Michel Accad has resigned as CEO of Gulf Bank, one of Kuwait’s biggest banks, saying that his work on the previously troubled bank’s turnaround is complete. He says it is time for someone else to help it to grow afresh.

"I came here to Kuwait with a very specific mission," Accad tells Euromoney. "The mission was to turn around the bank and rebuild trust with our key constituencies. And this has, essentially, been achieved."

That is true. Gulf Bank suffered more than most of the region’s financial institutions during the global financial crisis. In 2008, it appeared to be close to going under, following disastrous derivative trades, soaring impairments and a loss for the year of KD359.5 million ($1.28 billion).

The Kuwait Investment Authority came in as a temporary saviour later that year, subscribing to most of a KD375 million emergency rights issue in December 2008 and becoming a 16% shareholder. Accad was the most visible member of a new management team brought in by the board thereafter – in August 2009, in his case – to put the bank back on an even keel.

No easy task

It was not any easy task. " You may recall at one point in 2009 our NPL ratio was 30%," he says. "That’s close to a world record for a bank that still survives." When Gulf Bank reported its first-half results in July, that figure had dropped to 7.6%. And that was only one of several metrics under which Gulf Bank had shown considerable revival.


Michel Accad has resigned as CEO of Gulf Bank
Michel Accad has resigned as CEO of Gulf Bank
Accad identified four pillars for the turnaround: a fortress balance sheet, ring-fencing legacy problems into a good-bank and bad-bank model reminiscent of Accad’s former employer, Citi; a refocusing on core competencies in retail and commercial banking instead of the proprietary trading and derivatives in which the bank had become mired; and a model of differentiation on customer service, particularly in retail.

In the latest report, the bank could point to a 12% year-on-year increase in net profit to KD14.3 million, a KD150 million increase in precautionary provisions, a total asset position of KD5,01 billion, and recent upgrades from all three rating agencies, with two from Standard & Poor’s in the past two years.

So why not stay? "I have thought a lot about it," says Accad. "But I believe my position is the right one. When we were doing the turnaround strategy, one of the key things I mentioned was refocusing on our core banking competencies and exiting all peripheral activities.

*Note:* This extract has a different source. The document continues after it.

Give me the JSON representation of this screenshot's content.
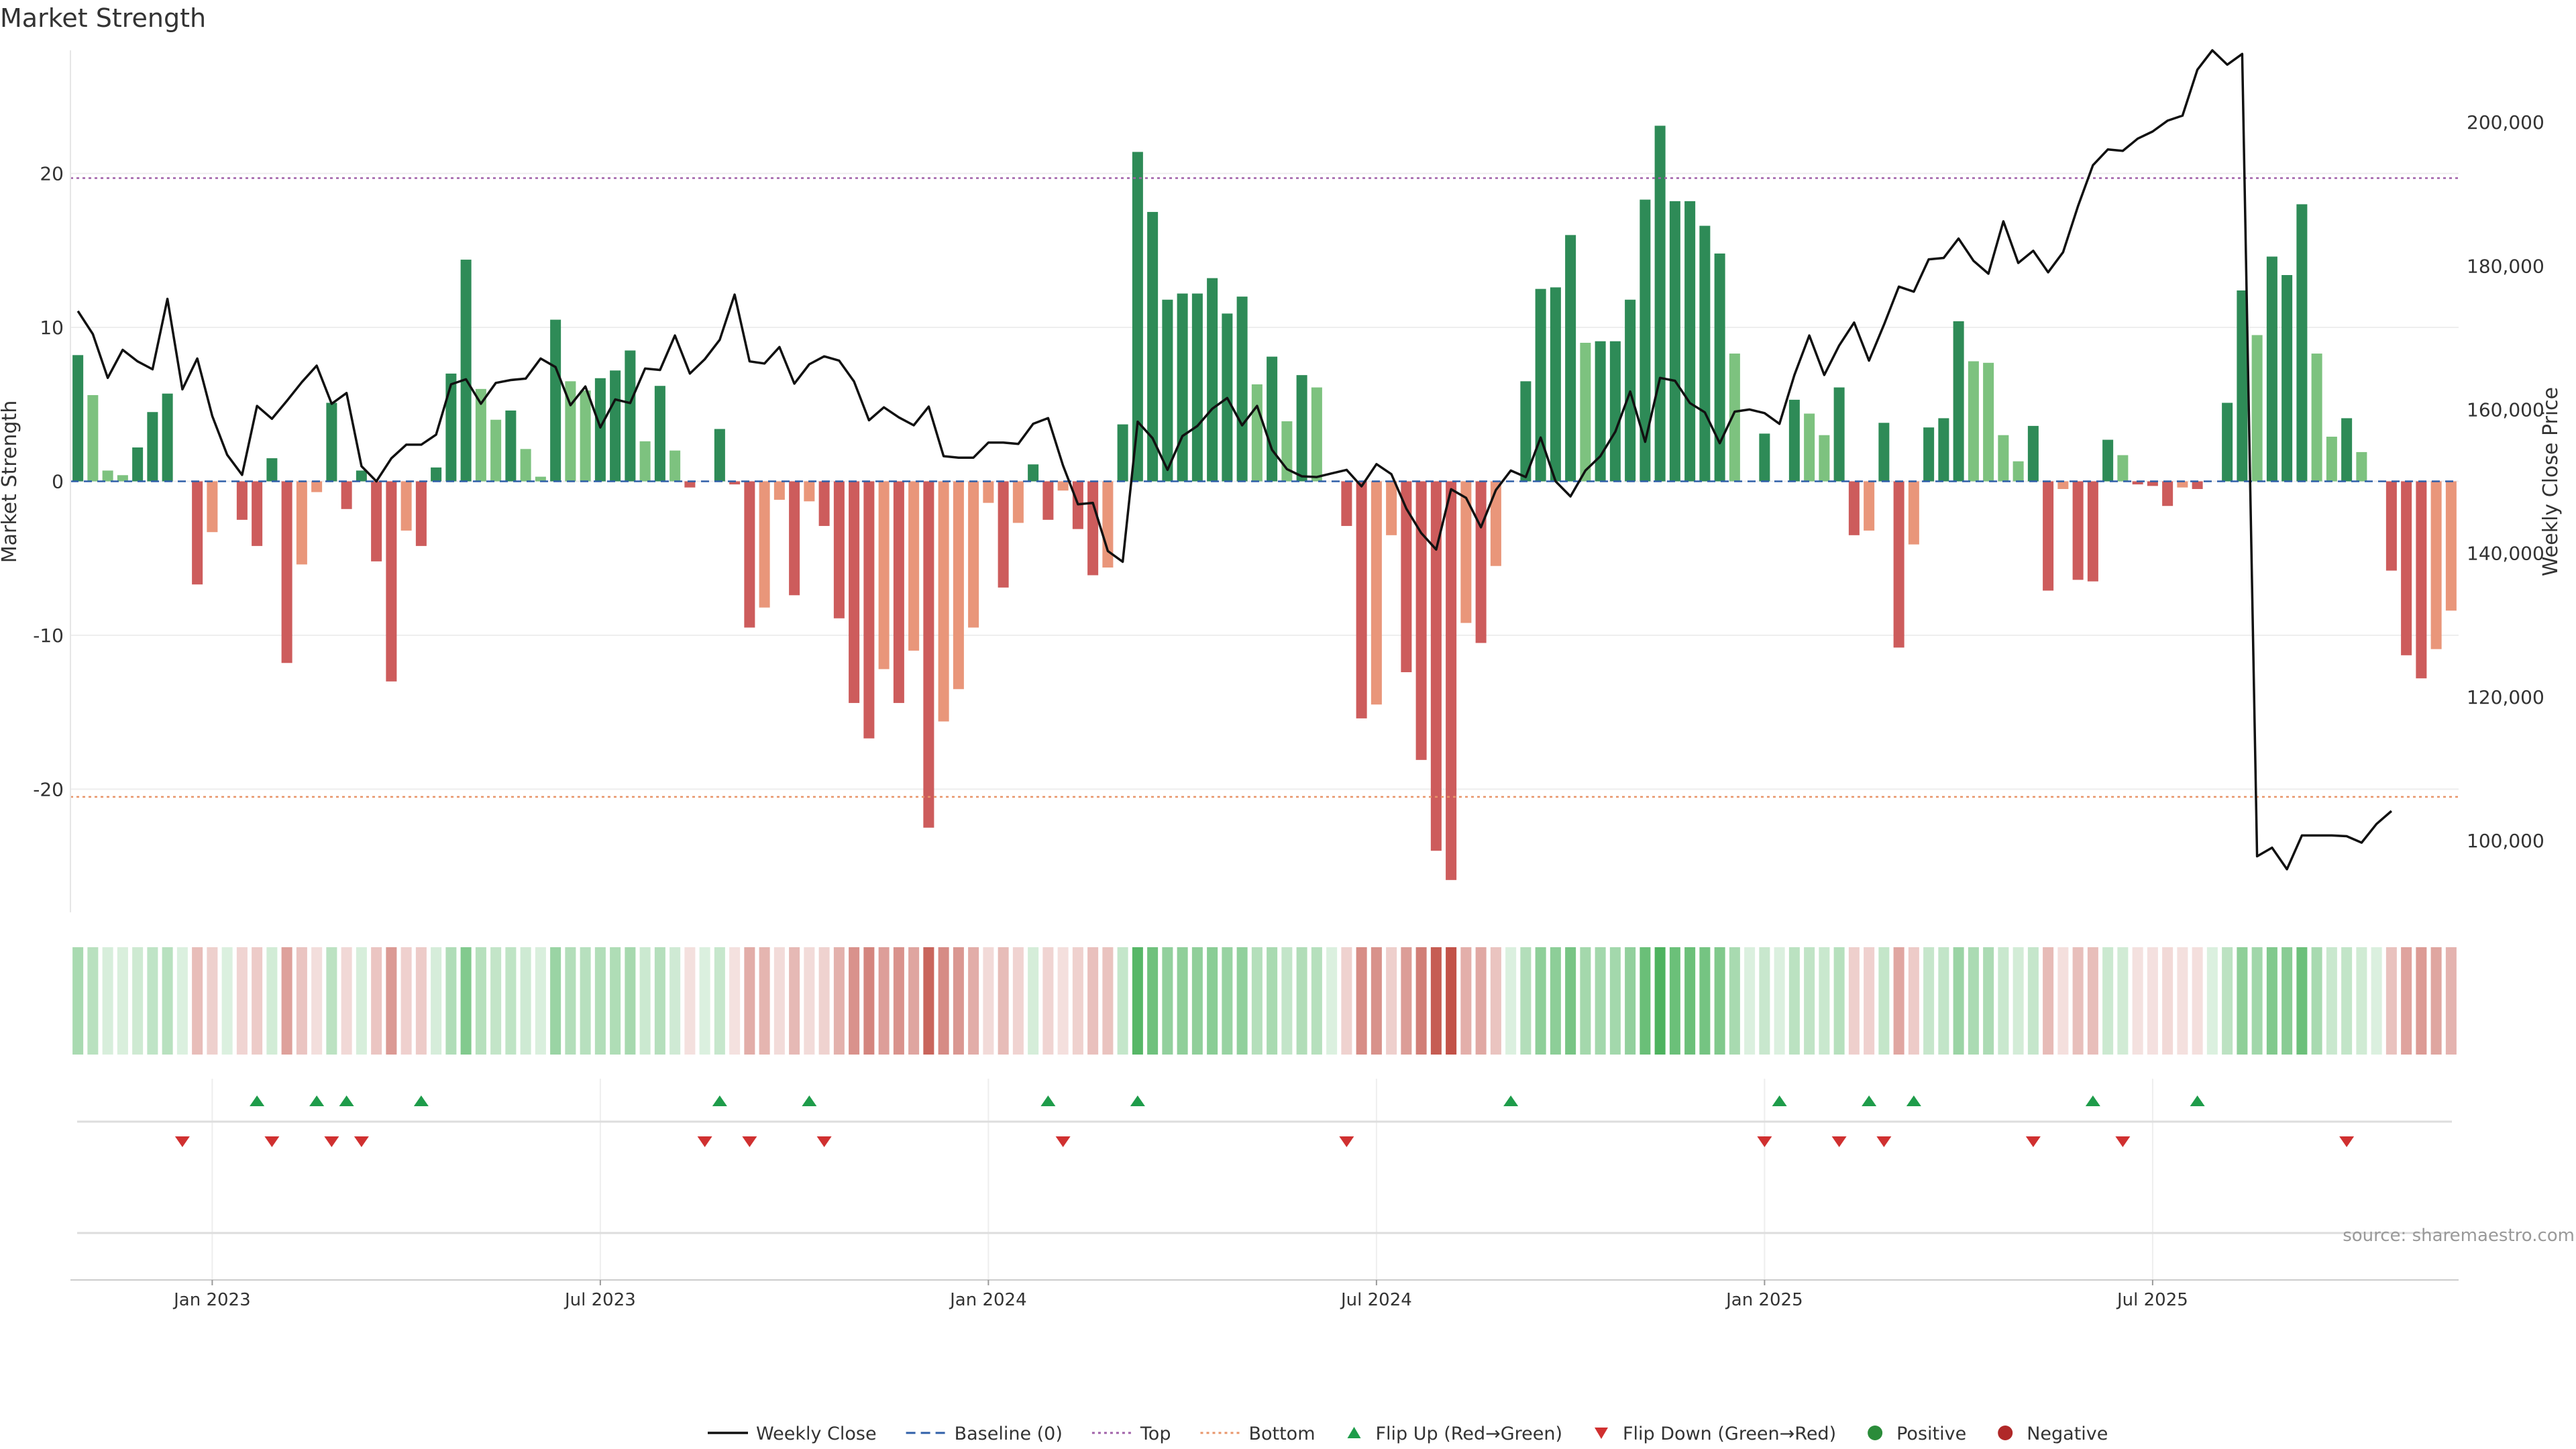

We achieved what we said we would; now we can draw a line and say we’ve cleaned up everything."

New start

Now, he says, it is time for Gulf Bank to start to be more ambitious again, to grow, and to diversify into new businesses. "But imagine the same person who said three years ago that my strategy is to cut the unnecessary staff and focus on what we do very well, to come back and say I want to bring things back. It’s not entirely credible."